Apesar de o contrato não ter sido renovado, não significa automática exclusão do escritório Caymmi do patrocínio da causa, até porque, como ressaltou o gestor local, o contrato foi ad exitum, assim, enquanto não houver revogação e declaração de nulidade do contratação, ou rescisão do contrato, conforme determinou o TCM-BA, haverá a possibilidade do escritório receber os honorários no valor que fora contratado, quando o município receber os valores, assim provavelmente o escritório irá ingressar com ação de cobrança de honorários; a questão de maior de dificuldades que isso poderá ocorrer daqui alguns anos e ocorrer sem o conhecimento dos órgãos de controle [TCM-BA, MPF e CGU].

Como boa prática, é necessário que o gestor publique em diário oficial a rescisão do contrato ou declare oficialmente a nulidade, considerando que o TCM-BA declarou que a contratação ocorreu de forma irregular/ilegal.

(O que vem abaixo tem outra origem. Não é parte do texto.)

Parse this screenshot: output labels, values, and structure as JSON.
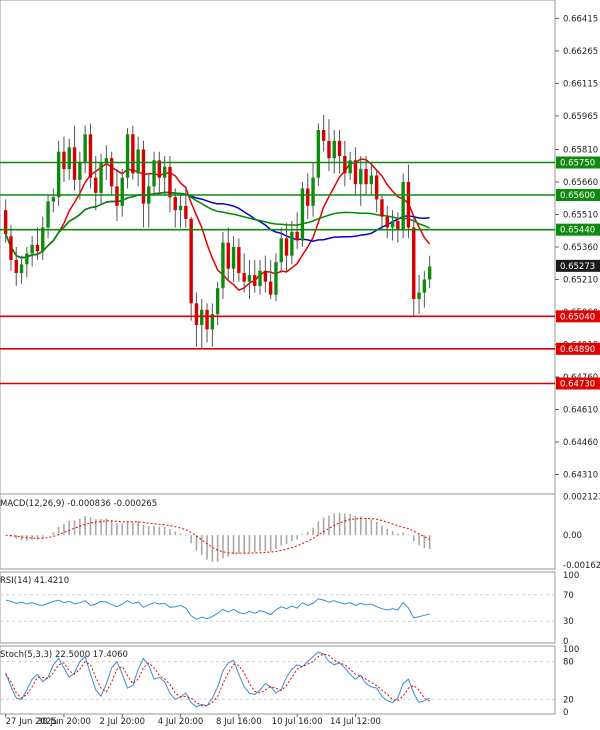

Em sua resposta, o gestor enviou uma petição com uma suposta revogação, contudo o documento não tem validade jurídica, pois quem assina é o Procurador do município e não o próprio Prefeito. Ressalta-se que os poderes de revogar mandato são da parte contratante e não do procurador municipal, ao qual cabe apenas a capacidade postulatória judicial, de peticionar a revogação assinada pelo prefeito.

Em sua resposta, o gestor anexou também o e-mail enviado à Diretora de Secretaria da 2ª Vara, contudo sem indicação de data, reforçando que as medidas de revogação foram tomadas apenas após as provocações do trabalho de fiscalização desta Controladoria.

Da conclusão.

O gestor municipal, apesar de apresentar resposta preliminar e pedir o arquivamento da fiscalização, em nosso entendimento, não afastou as constatações lançadas no relatório.

Como medida para regularização da contratação irregular e para salvaguarda do erário público, a Prefeitura deve proceder a revogação dos poderes outorgados na procuração e a publicação da rescisão contratual, por nulidade do procedimento, no diário oficial para que surtam seus efeitos regulares.

Assim, enquanto não sobrevier documentos que possam modificá-los, não há como acolher as argumentações do gestor.